I recently read an excellent article by Judea Pearl who put it this way:

“… (Deep Learning) works well, and we don’t know why… Once you unleash it on large data, Deep Learning has its own dynamics, it does its own repair and its own optimization and it gives you the right results most of the time but when it doesn’t, you don’t have a clue about what went wrong and what should be fixed.”  Source; Page 16

What all of us humans are worried about isn’t computers being able to find the best chess move or determine if that letter is actually an “A” or not, what we’re worried about is computers actually reasoning “What If” scenarios that go far beyond the data sets that they have analyzed.

Knowing the next statistically best five chess moves has no value when you deal with real-world variables.  What happens if the human player get scared and makes an otherwise irrational move? What if the board is expanded to include another row of checked squares? In these circumstances deep learning has no answers.

What humans are afraid of is what the scientific world calls “Strong AI”. Strong AI is not just pattern recognition with future prediction that comes from Deep Learning, it is the ability to synthesize diverse inputs.

Pearl says it this way:

“…such systems cannot reason about “what if” questions and therefore cannot serve as the basis for strong AI, that is artificial intelligence that emulates human level reasoning and competence. (These) learning machines need the guidance of a blueprint of reality, a model similar to a road map that guides us in driving through an unfamiliar city.  Source: Page 17

While Deep Learning makes advances, and in places like Canada’s golden AI Triangle (Ottawa, Montreal Toronto (actually Guelph)), it will still max out and be completely incapable of dealing with otherwise extranious factors.

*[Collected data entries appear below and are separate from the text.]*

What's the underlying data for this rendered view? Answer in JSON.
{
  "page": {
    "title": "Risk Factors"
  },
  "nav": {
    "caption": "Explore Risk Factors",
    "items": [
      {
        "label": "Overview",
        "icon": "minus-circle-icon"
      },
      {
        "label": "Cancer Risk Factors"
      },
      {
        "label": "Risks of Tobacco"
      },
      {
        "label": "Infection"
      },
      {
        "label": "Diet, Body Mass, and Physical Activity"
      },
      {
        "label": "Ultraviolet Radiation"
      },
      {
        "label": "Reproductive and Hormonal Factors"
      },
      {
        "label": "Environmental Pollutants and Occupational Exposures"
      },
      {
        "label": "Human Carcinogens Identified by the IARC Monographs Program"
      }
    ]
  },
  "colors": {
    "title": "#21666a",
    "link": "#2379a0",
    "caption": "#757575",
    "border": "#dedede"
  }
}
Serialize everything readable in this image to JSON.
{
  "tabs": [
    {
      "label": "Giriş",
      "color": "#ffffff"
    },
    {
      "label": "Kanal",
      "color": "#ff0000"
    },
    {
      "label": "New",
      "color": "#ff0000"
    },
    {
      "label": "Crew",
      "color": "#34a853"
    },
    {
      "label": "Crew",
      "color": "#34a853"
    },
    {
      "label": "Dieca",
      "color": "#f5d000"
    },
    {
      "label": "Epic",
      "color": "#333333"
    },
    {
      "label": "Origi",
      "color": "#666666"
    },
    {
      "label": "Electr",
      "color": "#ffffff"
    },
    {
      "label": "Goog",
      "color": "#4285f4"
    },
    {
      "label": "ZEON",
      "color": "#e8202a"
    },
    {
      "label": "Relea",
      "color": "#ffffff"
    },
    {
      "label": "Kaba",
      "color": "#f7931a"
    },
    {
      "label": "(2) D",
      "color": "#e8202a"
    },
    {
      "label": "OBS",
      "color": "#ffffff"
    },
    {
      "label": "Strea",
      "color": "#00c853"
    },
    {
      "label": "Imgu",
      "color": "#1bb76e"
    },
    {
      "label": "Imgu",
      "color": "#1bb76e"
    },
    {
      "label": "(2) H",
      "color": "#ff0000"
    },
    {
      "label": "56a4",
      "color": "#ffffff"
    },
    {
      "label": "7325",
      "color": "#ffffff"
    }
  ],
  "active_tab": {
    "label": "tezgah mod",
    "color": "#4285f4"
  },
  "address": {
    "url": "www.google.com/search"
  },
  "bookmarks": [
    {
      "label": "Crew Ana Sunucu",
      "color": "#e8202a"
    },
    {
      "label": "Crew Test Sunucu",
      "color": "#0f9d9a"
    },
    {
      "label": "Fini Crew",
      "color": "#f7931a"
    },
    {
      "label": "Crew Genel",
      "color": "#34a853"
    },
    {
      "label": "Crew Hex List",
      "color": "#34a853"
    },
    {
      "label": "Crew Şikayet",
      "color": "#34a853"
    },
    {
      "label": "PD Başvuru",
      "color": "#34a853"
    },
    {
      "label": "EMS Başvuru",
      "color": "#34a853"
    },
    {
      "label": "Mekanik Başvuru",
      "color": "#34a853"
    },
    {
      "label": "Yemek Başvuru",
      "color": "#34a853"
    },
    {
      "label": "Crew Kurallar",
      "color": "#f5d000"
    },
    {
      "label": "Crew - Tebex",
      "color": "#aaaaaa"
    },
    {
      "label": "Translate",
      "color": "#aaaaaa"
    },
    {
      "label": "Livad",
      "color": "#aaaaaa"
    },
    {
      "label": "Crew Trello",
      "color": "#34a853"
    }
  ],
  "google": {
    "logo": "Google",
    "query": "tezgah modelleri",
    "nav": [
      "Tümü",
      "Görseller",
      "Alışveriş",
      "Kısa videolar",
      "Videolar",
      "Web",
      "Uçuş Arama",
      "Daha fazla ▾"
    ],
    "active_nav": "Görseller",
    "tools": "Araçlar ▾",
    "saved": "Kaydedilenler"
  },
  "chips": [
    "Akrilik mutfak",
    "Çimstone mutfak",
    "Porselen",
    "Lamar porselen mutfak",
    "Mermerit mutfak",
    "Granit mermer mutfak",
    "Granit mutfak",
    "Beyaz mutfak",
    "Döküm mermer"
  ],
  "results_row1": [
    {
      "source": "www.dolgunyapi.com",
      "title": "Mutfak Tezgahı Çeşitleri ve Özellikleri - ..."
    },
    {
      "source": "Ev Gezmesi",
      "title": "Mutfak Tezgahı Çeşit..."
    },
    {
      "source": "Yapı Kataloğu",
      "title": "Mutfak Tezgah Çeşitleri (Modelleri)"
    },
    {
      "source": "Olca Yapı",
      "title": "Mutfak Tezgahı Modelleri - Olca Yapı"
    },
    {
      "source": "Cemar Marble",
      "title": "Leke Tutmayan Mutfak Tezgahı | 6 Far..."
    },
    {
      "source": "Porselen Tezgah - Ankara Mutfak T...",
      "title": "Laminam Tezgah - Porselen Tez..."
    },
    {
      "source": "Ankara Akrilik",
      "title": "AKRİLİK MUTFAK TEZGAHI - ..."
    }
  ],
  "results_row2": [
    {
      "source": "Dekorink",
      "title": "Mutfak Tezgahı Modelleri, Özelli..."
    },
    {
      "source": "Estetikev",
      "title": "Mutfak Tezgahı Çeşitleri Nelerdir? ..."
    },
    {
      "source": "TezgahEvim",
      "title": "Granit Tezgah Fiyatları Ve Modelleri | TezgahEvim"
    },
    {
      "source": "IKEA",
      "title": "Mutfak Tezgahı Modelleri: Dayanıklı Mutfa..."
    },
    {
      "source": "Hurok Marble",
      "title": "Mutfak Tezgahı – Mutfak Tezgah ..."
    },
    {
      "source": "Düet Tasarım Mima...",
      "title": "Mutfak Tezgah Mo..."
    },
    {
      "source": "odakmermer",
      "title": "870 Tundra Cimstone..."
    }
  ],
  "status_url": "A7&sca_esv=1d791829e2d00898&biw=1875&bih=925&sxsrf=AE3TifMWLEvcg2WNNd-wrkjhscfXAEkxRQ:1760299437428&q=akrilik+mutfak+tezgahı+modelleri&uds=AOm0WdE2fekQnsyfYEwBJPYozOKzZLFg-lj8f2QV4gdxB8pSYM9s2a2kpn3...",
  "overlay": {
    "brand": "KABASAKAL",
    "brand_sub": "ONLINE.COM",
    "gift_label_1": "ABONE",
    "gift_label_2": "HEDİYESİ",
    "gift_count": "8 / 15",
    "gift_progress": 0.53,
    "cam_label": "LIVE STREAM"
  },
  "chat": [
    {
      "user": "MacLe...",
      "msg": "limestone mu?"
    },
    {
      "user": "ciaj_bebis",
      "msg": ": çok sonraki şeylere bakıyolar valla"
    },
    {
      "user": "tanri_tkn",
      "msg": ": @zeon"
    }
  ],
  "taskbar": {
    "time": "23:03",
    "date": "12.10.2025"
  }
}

human brain and fuctionsWe see the real concern with deep learning taking over humanity by following the Darwinian development of the human brain. Our brains are not one contiguous chunk of matter.  They are composed of many highly discrete regions.

It is more than just silly conjecture to think that Deep Learning Artificial Intelligence is likely to become much like our human brain stem which controls only our most basic functions like breathing and sweating to cool ourselves off.  Brain stems do not “reason”, they just quickly calculate and then control what needs to be done to exist.

So while deep learning deservedly makes the impressive headlines and movies we see today, it really is no immediate threat to humanity. What is a threat is what comes next and sits on top of a deep learning “brain stem”, like a digital “frontal lobe” or digtial “emotional area”.

If there is a computer algorithm that can rationalize and reason based on literally all of the available data ever collected like Deep Learning does, it could crush us all, but that day is no time soon.